Mwafrika, un nom de scène qui signifie individu africain en swahili, en connaît un bout sur les ghettos. Sa mère, originaire des bidonvilles, était vendeuse de rue. Elle gagnait sa vie comme elle le pouvait, en vendant de l’Odowa, des pierres tendres concassées pour lesquelles les femmes enceintes ont parfois un désir irrésistible.
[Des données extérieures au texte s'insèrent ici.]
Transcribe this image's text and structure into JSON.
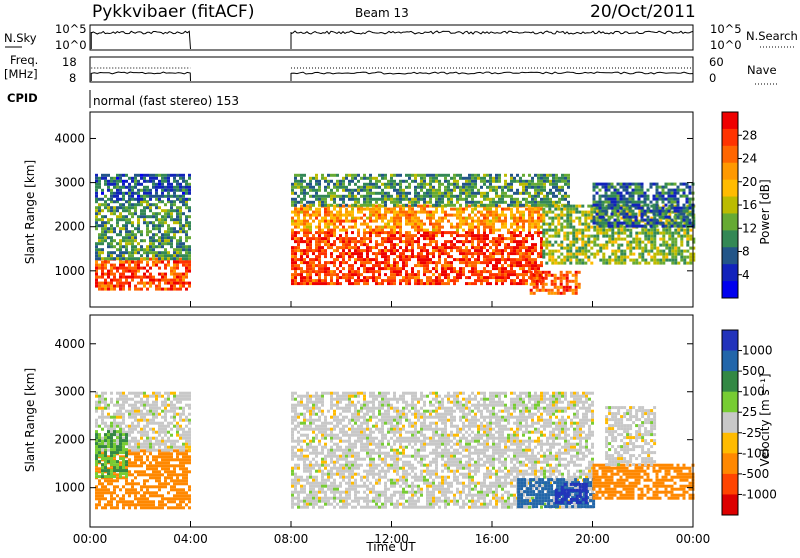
{
  "header": {
    "station": "Pykkvibaer (fitACF)",
    "beam": "Beam 13",
    "date": "20/Oct/2011"
  },
  "summary_panels": {
    "nsky_label": "N.Sky",
    "nsearch_label": "N.Search",
    "noise_ticks": [
      "10^5",
      "10^0"
    ],
    "freq_label_line1": "Freq.",
    "freq_label_line2": "[MHz]",
    "freq_ticks": [
      "18",
      "8"
    ],
    "nave_ticks": [
      "60",
      "0"
    ],
    "nave_label": "Nave",
    "cpid_label": "CPID",
    "cpid_text": "normal (fast stereo) 153"
  },
  "colorbars": {
    "power_label": "Power [dB]",
    "power_ticks": [
      "28",
      "24",
      "20",
      "16",
      "12",
      "8",
      "4"
    ],
    "power_colors": [
      "#ee0000",
      "#ff3300",
      "#ff6600",
      "#ff9900",
      "#ffbb00",
      "#bbbb00",
      "#66aa33",
      "#338855",
      "#225588",
      "#1122bb",
      "#0000ee"
    ],
    "velocity_label": "Velocity [m s⁻¹]",
    "velocity_ticks": [
      "1000",
      "500",
      "100",
      "25",
      "-25",
      "-100",
      "-500",
      "-1000"
    ],
    "velocity_colors": [
      "#2233bb",
      "#2266aa",
      "#338844",
      "#77cc33",
      "#c8c8c8",
      "#ffbb00",
      "#ff8800",
      "#ff4400",
      "#dd0000"
    ]
  },
  "chart_data": [
    {
      "type": "heatmap",
      "title": "",
      "ylabel": "Slant Range [km]",
      "xlabel": "",
      "x_ticks": [
        "00:00",
        "04:00",
        "08:00",
        "12:00",
        "16:00",
        "20:00",
        "00:00"
      ],
      "xlim_hours": [
        0,
        24
      ],
      "y_ticks": [
        1000,
        2000,
        3000,
        4000
      ],
      "ylim": [
        180,
        4600
      ],
      "quantity": "Power",
      "units": "dB",
      "color_range": [
        0,
        30
      ],
      "data_gap_hours": [
        4,
        8
      ],
      "regions": [
        {
          "t": [
            0.2,
            4.0
          ],
          "range": [
            600,
            1300
          ],
          "value": 26
        },
        {
          "t": [
            0.2,
            4.0
          ],
          "range": [
            1300,
            2600
          ],
          "value": 10
        },
        {
          "t": [
            0.2,
            4.0
          ],
          "range": [
            2600,
            3200
          ],
          "value": 6
        },
        {
          "t": [
            8.0,
            18.0
          ],
          "range": [
            700,
            1900
          ],
          "value": 27
        },
        {
          "t": [
            8.0,
            18.0
          ],
          "range": [
            1900,
            2500
          ],
          "value": 21
        },
        {
          "t": [
            8.0,
            19.0
          ],
          "range": [
            2500,
            3200
          ],
          "value": 10
        },
        {
          "t": [
            17.5,
            19.5
          ],
          "range": [
            500,
            1000
          ],
          "value": 25
        },
        {
          "t": [
            18.0,
            24.0
          ],
          "range": [
            1200,
            2500
          ],
          "value": 13
        },
        {
          "t": [
            20.0,
            24.0
          ],
          "range": [
            2000,
            3000
          ],
          "value": 7
        }
      ]
    },
    {
      "type": "heatmap",
      "title": "",
      "ylabel": "Slant Range [km]",
      "xlabel": "Time UT",
      "x_ticks": [
        "00:00",
        "04:00",
        "08:00",
        "12:00",
        "16:00",
        "20:00",
        "00:00"
      ],
      "xlim_hours": [
        0,
        24
      ],
      "y_ticks": [
        1000,
        2000,
        3000,
        4000
      ],
      "ylim": [
        180,
        4600
      ],
      "quantity": "Velocity",
      "units": "m s^-1",
      "color_range": [
        -1000,
        1000
      ],
      "data_gap_hours": [
        4,
        8
      ],
      "regions": [
        {
          "t": [
            0.2,
            4.0
          ],
          "range": [
            600,
            1800
          ],
          "value": -150
        },
        {
          "t": [
            0.2,
            4.0
          ],
          "range": [
            1800,
            3000
          ],
          "value": 0
        },
        {
          "t": [
            0.2,
            1.5
          ],
          "range": [
            1200,
            2200
          ],
          "value": 60
        },
        {
          "t": [
            8.0,
            20.0
          ],
          "range": [
            600,
            3000
          ],
          "value": 0
        },
        {
          "t": [
            17.0,
            20.0
          ],
          "range": [
            600,
            1200
          ],
          "value": 600
        },
        {
          "t": [
            18.5,
            19.8
          ],
          "range": [
            700,
            1100
          ],
          "value": 1000
        },
        {
          "t": [
            20.0,
            24.0
          ],
          "range": [
            800,
            1500
          ],
          "value": -200
        },
        {
          "t": [
            20.5,
            22.5
          ],
          "range": [
            1500,
            2700
          ],
          "value": 0
        }
      ]
    }
  ]
}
“Le hip-hop représentait mon seul espoir,” se souvient-il. Aujourd’hui, il a une émission en soirée sur Ghetto Radio, trois fois par semaine, appelée Nai Raw, et il travaille comme MC sur le côté. “La plupart des artistes ‘d’opinion’ doivent avoir un deuxième job,” souligne-t-il. L’un d’entre eux, Die Hard, est journaliste à l’agence de presse Reuters ; Muki est ingénieur des télécoms ; un autre encore, Mwaura, astique le plancher d’un café du centre-ville. Face à leur rapide percée, les fondateurs du Parlement Hip-Hop ont la conviction que les MC ne doivent pas oublier leur responsabilité vis-à-vis de leur communauté. “Lorsque vous avez faim, vous arrivez difficilement à vous mettre en condition et à rapper,” souligne Muki. “En plus du rap, certains décideront d’ouvrir une petite affaire, comme une échoppe de barbier,” poursuit-il. D’autres le considèreront comme un point de départ, un tremplin pour se faire remarquer comme un MC prometteur.

Muki maintient toutefois que parallèlement à la poursuite du travail musical individuel des artistes, le parlement doit “évoluer vers quelque chose de plus ambitieux”.